Kader, kaza, niyet, amel

Paul Virilio'ya göre bu zamanda vuku bulan tüm kazalar “ihmal” görüntüsü verilmiş ama kasıtlı olarak kurgulanmış cinayetlerdir.

Eğer Türkiye’de olsaydım, ölümlü iş kazalarının vuku bulduğu binalar hakkında kamu vicdanının ne dediğini araştırıyor olacaktım. Mesela 10 işçinin bir asansör kazasında hayatını kaybettiği Torun Center’daki katların, dairelerin fiyatları düşüyor mu? Soma’da 301 kişinin öldüğü madenin gelirleriyle finanse edildiğini bildiğimiz Spin Tower’da oturanların içi rahat mı? Esenyurt’ta inşası esnasında 11 işçinin bir çadırda yanarak öldükleri Marmara Park adlı alışveriş merkezine gidip gelenler huzursuz olur mu? Etrafında yaşayan, çalışan, önünden geçiveren insanlar bütün o koşuşturma içinde bir an durup o kaza anının dehşetini içlerinde hissederler mi? O hisle başladıkları gün nasıl geçer? Bir adım ötesinde, tamamı işverenlerin ihmali yüzünden olmuş, insanların hayatına mal olmuş ve hesabı sorulmamış bu kazalar nasıl bir hukuk oluşturur kentin yüzeyinde? Biz, yani şehirde yaşayanlar o hukukun özünü nasıl süzeriz kendi aramızdaki ilişkilere?
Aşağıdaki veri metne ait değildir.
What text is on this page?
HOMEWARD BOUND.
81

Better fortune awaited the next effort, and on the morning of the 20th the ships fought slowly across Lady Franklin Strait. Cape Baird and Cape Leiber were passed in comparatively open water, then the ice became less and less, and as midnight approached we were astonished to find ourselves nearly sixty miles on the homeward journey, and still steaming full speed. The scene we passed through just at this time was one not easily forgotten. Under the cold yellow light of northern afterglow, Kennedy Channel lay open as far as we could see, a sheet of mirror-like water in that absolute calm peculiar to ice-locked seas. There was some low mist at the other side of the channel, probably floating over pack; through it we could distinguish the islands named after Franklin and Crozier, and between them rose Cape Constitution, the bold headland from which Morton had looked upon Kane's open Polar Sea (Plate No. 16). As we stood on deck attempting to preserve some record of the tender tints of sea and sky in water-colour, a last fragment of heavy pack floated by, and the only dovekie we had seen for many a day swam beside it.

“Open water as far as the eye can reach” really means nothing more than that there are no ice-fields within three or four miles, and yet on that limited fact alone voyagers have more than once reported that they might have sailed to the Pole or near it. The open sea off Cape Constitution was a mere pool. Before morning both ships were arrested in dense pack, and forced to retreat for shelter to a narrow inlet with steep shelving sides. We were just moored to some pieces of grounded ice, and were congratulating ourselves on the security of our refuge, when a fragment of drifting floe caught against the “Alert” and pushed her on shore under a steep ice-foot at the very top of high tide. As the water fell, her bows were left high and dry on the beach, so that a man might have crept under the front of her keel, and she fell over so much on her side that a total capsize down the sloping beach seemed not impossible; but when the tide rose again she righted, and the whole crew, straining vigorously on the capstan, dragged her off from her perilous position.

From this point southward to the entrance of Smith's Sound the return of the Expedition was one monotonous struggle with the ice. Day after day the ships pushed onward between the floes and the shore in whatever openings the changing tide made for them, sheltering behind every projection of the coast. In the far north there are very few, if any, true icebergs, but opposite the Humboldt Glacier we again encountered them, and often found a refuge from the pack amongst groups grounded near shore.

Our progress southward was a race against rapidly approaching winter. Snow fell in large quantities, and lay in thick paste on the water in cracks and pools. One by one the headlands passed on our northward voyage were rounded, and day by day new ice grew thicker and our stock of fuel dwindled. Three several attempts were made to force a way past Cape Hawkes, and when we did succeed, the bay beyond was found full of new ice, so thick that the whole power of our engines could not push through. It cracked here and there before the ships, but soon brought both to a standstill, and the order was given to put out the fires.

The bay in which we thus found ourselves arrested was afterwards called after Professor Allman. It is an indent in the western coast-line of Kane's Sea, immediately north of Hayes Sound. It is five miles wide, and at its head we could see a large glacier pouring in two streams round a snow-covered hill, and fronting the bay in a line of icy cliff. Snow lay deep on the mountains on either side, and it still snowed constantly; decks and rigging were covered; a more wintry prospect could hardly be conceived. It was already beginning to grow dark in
Bu ilişkiler ne tür görmeler ve görmezlikten gelmeler üzerine kurulur? Bu görmeler ve görmezlikten gelmeler birbirimiz hakkında ne tür öyküler yaratır zihinlerimizde? O öykülerin belirdiği zihinler nasıl bir birlikte yaşam kurgular? Yani şehir, inşa öyküsüyle nasıl bir hukuk yaratır? O hukukun kazananı ve kaybedeni kim olur? Her birimizin ve kendimizin haksızlıklar karşısında edindiği suskunluklar, kimsenin birbirine sahip çıkmayacağı, işveren ihmalinin "fıtrat" diye etiketlendiği, yoksulun "kalkınma"ya kurban edildiği, çocuk, kadın, işçi ölümlerinin gelişmişlik ölçütü olarak pazarlandığı bir yerde birbirimizin yüzüne baktığımızda ne görürüz? 

 

Ufak tefek söyleşilere de başlamıştım sözünü ettiğim binaların çevresinde. Binaların ve vazettikleri finansal ve siyasal gücün büyüklüğü, felaketlerin büyüklüğünü ezmişti. Silmişti demiyorum, çünkü daha ilk cümlede herkes hatırlıyordu ne olduğunu. Ama felaket ezilmişti, yok olmamıştı, yassılıp o binadan yansıyan toplumsal, siyasal ilişkilerin zeminine yerleşmişti.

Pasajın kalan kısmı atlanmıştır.